An AFL report on concussion from 30 years ago is being used in a major class action against the code on behalf of dozens of players.
The case of lead plaintiff and former Geelong star Max Rooke relies on an AFL medical officer's report dated November 26, 1993, according to a statement of claim filed in Victoria's Supreme Court on Wednesday.
The document alleges the AFL medical officer's report, prepared for the National Health and Medical Research Council, shows it knew of risks of harm related to concussion management.
It claims the report boils down to players may only return to training after concussion symptoms are resolved, sessions must be non-contact with a gradual return to full training only if they no longer have symptoms and players must be closely observed for subtle changes before playing in matches.
Rooke's claim details significant head knocks or symptoms consistent with concussion from 2002 to 2009 during the home and away seasons, finals and VFL matches.
The document alleges on several occasions during his AFL career he continued playing or training while he had concussion symptoms, had not yet fully recovered and was not given a mandatory rest period.
His injuries are listed as an acquired brain injury and psychiatric injury, which severely limit his employment capacity.
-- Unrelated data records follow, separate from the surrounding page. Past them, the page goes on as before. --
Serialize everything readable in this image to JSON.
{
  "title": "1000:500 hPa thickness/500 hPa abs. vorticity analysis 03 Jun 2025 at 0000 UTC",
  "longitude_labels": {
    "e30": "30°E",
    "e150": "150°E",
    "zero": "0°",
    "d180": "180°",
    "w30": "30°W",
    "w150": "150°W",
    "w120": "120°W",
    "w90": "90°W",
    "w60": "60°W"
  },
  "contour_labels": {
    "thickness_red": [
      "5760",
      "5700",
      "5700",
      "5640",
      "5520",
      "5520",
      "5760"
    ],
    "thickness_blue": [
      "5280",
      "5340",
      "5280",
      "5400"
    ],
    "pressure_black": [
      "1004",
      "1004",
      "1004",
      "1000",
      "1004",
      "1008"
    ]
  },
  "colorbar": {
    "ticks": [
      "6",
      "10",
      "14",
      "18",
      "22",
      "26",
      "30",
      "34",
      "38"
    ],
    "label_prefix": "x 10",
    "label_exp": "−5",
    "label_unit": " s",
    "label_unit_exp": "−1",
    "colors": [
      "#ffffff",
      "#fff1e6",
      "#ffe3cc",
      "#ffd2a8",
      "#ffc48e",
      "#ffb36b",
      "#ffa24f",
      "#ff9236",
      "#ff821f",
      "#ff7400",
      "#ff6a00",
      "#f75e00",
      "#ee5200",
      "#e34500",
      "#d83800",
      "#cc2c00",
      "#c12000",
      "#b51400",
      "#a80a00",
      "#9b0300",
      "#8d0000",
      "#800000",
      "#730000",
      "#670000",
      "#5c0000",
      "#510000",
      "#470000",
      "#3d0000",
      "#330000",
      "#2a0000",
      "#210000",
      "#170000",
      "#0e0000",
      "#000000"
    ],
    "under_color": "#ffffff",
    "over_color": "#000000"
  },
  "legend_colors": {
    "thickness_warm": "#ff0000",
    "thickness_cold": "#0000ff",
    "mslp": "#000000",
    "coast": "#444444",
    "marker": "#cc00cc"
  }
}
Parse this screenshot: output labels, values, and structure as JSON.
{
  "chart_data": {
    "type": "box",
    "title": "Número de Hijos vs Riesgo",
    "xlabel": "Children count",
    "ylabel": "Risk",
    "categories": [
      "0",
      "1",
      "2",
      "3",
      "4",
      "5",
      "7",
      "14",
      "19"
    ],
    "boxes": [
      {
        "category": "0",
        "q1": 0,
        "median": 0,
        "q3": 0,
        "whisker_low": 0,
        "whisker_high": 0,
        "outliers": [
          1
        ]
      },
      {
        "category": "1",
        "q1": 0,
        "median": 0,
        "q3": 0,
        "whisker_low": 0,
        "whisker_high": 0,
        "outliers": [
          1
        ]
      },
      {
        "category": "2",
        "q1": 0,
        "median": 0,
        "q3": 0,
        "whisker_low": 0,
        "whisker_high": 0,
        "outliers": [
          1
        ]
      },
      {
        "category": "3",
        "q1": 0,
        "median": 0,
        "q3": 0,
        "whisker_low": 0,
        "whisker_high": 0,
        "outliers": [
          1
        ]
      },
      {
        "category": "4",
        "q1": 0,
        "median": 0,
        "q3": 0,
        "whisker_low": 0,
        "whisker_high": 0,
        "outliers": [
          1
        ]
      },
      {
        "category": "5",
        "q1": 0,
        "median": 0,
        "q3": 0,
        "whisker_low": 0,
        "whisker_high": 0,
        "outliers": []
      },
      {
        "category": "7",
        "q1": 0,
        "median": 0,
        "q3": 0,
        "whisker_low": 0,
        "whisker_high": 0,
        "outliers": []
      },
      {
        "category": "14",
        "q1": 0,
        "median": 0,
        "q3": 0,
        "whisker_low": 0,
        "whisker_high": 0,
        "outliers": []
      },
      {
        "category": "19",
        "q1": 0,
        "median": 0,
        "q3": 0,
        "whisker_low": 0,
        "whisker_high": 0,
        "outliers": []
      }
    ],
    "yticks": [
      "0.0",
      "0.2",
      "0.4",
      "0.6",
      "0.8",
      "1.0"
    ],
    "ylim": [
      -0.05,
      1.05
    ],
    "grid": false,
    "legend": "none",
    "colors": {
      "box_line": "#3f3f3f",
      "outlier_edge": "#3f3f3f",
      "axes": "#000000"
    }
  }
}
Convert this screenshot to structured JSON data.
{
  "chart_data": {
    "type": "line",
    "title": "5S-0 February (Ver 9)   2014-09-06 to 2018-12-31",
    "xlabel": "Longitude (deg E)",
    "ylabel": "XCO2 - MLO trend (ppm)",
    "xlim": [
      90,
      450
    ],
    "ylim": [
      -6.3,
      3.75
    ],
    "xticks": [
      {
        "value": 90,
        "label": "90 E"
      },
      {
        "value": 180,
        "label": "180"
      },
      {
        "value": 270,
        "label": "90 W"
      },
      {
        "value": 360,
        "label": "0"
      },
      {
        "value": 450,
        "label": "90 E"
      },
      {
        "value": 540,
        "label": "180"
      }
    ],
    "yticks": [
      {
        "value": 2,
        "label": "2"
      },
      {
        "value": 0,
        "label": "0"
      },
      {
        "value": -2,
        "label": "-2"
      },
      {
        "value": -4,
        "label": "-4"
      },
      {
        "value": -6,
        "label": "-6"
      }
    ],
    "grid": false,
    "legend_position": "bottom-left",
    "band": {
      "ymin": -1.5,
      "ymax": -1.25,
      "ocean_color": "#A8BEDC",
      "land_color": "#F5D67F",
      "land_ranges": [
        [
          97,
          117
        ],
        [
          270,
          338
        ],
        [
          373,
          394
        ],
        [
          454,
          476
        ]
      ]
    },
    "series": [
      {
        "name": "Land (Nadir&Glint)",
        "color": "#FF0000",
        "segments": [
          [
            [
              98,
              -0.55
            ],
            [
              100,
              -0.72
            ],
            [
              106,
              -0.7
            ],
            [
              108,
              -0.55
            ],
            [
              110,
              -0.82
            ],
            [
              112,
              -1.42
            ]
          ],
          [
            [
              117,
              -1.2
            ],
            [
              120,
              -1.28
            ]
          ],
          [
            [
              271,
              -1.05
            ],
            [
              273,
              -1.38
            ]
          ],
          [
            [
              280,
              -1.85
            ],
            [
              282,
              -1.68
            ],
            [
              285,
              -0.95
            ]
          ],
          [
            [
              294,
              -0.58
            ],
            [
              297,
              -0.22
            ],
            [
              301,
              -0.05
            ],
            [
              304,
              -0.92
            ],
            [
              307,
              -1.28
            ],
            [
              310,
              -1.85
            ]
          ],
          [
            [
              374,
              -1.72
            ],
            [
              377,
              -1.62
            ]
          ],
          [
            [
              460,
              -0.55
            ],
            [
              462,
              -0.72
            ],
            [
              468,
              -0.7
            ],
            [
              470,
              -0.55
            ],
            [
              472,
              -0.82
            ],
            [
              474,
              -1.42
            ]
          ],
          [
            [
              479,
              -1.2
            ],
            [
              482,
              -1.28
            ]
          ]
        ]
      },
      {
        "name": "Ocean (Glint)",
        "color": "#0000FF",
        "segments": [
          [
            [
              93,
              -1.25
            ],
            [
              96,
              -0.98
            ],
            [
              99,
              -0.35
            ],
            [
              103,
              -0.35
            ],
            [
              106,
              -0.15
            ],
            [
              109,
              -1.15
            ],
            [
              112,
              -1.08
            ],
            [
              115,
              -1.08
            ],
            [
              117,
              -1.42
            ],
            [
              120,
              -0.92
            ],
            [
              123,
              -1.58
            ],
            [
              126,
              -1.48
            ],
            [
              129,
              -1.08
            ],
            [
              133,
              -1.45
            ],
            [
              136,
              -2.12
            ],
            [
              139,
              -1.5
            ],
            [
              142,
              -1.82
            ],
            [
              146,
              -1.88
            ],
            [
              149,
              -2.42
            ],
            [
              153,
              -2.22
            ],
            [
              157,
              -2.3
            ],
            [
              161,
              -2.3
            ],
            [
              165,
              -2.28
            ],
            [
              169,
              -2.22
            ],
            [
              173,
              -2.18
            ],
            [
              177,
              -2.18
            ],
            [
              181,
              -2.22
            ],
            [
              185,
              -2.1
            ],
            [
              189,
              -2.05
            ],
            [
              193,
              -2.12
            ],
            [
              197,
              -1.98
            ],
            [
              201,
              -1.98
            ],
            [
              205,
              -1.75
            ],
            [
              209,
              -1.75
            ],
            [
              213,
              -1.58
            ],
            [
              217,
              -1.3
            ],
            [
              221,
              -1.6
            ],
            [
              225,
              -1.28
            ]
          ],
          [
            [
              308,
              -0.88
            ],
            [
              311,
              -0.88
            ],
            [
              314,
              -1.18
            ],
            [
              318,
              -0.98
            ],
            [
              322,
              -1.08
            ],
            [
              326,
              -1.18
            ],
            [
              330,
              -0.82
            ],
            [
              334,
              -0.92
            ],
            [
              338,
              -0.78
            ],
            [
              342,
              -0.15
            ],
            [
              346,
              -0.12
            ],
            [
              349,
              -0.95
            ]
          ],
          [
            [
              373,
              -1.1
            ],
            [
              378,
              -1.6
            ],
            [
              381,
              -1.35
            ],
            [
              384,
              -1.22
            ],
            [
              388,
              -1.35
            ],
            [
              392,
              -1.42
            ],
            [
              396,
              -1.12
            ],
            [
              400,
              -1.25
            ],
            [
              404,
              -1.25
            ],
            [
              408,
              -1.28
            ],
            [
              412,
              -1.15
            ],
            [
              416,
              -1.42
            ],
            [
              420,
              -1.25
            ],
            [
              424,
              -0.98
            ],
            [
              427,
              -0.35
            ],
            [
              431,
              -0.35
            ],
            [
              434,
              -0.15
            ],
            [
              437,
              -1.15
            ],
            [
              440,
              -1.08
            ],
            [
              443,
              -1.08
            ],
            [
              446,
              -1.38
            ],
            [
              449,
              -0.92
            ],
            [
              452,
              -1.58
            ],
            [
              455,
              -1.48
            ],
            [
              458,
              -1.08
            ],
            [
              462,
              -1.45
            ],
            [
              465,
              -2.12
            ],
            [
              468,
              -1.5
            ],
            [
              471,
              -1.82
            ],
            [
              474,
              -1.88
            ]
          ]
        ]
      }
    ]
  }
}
More than 70 former players are part of the class action being run by Margalit Injury Lawyers while others connected to Griffins Lawyers are expected to join.
The lawsuit has now been broadened to the families of footballers who have died.
"The claim alleges that the AFL was aware of the substantial medical and scientific evidence regarding the possible long-term effects of concussion," Margalit principal Michel Margalit said.
"Instead of taking steps early to protect players, the AFL dragged their feet which has left players with lifelong conditions that they will never recover from."
Separately, Workcover claims have also been filed on behalf of about 30 players active between May 1978 and December 1997 who suffered physical and psychological injuries.
AFL spokesman Jay Allen said the organisation took concussion and the protection of brain health very seriously, with guidelines updated each year.
He said the AFL had made more than 30 changes to on-field rules and tribunal guidelines over the past two decades and all protocols were developed on the advice of qualified experts.
"The AFL has a team of people specifically working on brain health initiatives and we continue to strengthen protocols and the education of clubs and players as to why this issue is taken so seriously," Mr Allen said.
The league has been working towards an expanded injury and hardship fund for financial and other assistance for former players on top of existing help, he said.
Concussion has become a major concern for sporting organisations in recent years, with other major codes including the NRL rolling out updated protocols.
In addition to the class action, several former AFL players have launched individual lawsuits in Victorian courts and some deceased players have been diagnosed with severe chronic traumatic encephalopathy, which is related to concussion.
The AFL has until February 9 to formally respond to the class action.